Le patrimoine wallon en péril

Extraits de l’article de Lucie Dendooven (intégralité de l’article via le lien) préfaçant l’émission Investigation de ce mercredi à 20h20 à la RTBF (revoir l’émission, 2e partie)

« C’est un génocide (sic) silencieux ». Voici comment plusieurs responsables qualifient l’état du patrimoine en Belgique. [..]
Le splendide château d’Attre en constitue un exemple frappant : jusqu’il y a peu, Baudouin De Meester obtenait des subsides à hauteur de 95% de la Région wallonne pour rénover son bien. Il a pu remplacer la toiture et rénover les pavillons de sa propriété. Mais avec la création de l’Awap, l’Agence wallonne du patrimoine, il y a trois ans, et surtout la réforme du code du patrimoine qui a suivi, les subsides ont diminué. La Région wallonne n’intervient plus qu’à hauteur de 70%. […]
Le gardien des règles, c’est l’Awap. L’agence wallonne du patrimoine est un organisme régional public wallon. Créée en janvier 2018, elle est le résultat de la fusion de l’Institut du patrimoine wallon et du département patrimoine du SPW, le service public wallon. C’est elle qui décide de classer ou pas un bien. Pour pouvoir être classé, le bien doit présenter un intérêt historique, artistique, mémoriel, architectural, esthétique… Il doit aussi répondre à des critères d’authenticité, d’intégrité, de rareté et de représentativité. […]

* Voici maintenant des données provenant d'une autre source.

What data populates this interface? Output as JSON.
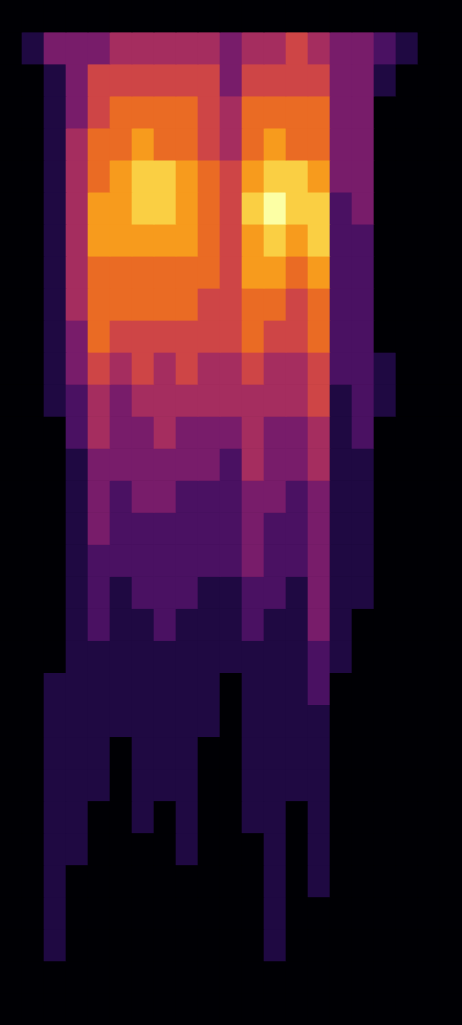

Une réforme du code du patrimoine
qui désavantage les propriétaires de biens d’exception

Nous nous posons alors naïvement la question : pourquoi l’Awap ne peut-elle pas, de son côté, avancer une somme d’argent pour aider la fabrique d’église ?
Sophie Denoël, directrice de zone est de l’Awap, présente sur place, nous répond : « Dans l’urgence, il faut que les assurances soient passées et nous pouvons intervenir ensuite. Mais nous n’avançons pas d’argent. » En effet, le nouveau code du patrimoine ne permet plus d’avancer de l’argent. Pour les propriétaires privés, la réforme du code du patrimoine de 2018 a donc eu un double effet négatif : une diminution globale des subsides et surtout une procédure de subsidiation plus lente. […]

Un à deux biens classés par an en 2022 contre cent à 200 entre 1990 et 2000

Mais ce n’est pas tout, les propriétaires de biens remarquables et qui aspirent à les voir classés ont de plus en plus de peine à obtenir un classement. Ces dernières années, le nombre de biens qui ont fait l’objet d’un classement se comptent sur les doigts d’une main. La faute, selon Bernard de Gerlache aux budgets limités des autorités régionales qui sont devenues, de fait, très restrictives.
Ces dernières années, à peine un ou deux biens ont fait l’objet d’un classement en région wallonne. A titre de comparaison, entre les années 90 et 2000, les classements se comptaient par centaine, chaque année. Comment expliquer un tel ralentissement ? Benoît Lemaire, l’actuel coordinateur de l’Awap, depuis cinq mois, nous répond : « Il y a probablement moins de biens à classer qu’au début lorsque nous avons commencé les classements. Par ailleurs, on a défini des critères plus stricts depuis une dizaine d’années ».
Une autre interprétation des chiffres nous est fournie par Stephane Jaumonet, secrétaire fédéral CGSP-AMIO qui s’est beaucoup occupé du dossier Awap : « Le budget est le nerf de la guerre. Si on réduit le nombre de biens classés, c’est parce que l’Awap ne peut plus suivre en subsidiation et elle crée des frustrations. Voilà pourquoi elle diminue le nombre de biens classés ».
Nous avons également contacté Robert, un agent de l’Awap. C’est un nom d’emprunt car il a préféré garder l’anonymat. Son analyse est plus pessimiste : « Dans les prochaines années, il n’y aura plus de classement. Il n’y a plus aucune culture du patrimoine en Wallonie et le politique considère que le patrimoine est un frein à l’économie. Donc ils veulent se débarrasser du patrimoine pour pouvoir plus facilement démolir les bâtiments qui ont un intérêt patrimonial pour faire du non qualitatif mais plus rentable économiquement. »
[…]

L’auteure de l’article évoque ensuite les différentes initiatives prises en France afin de mieux protéger le patrimoine.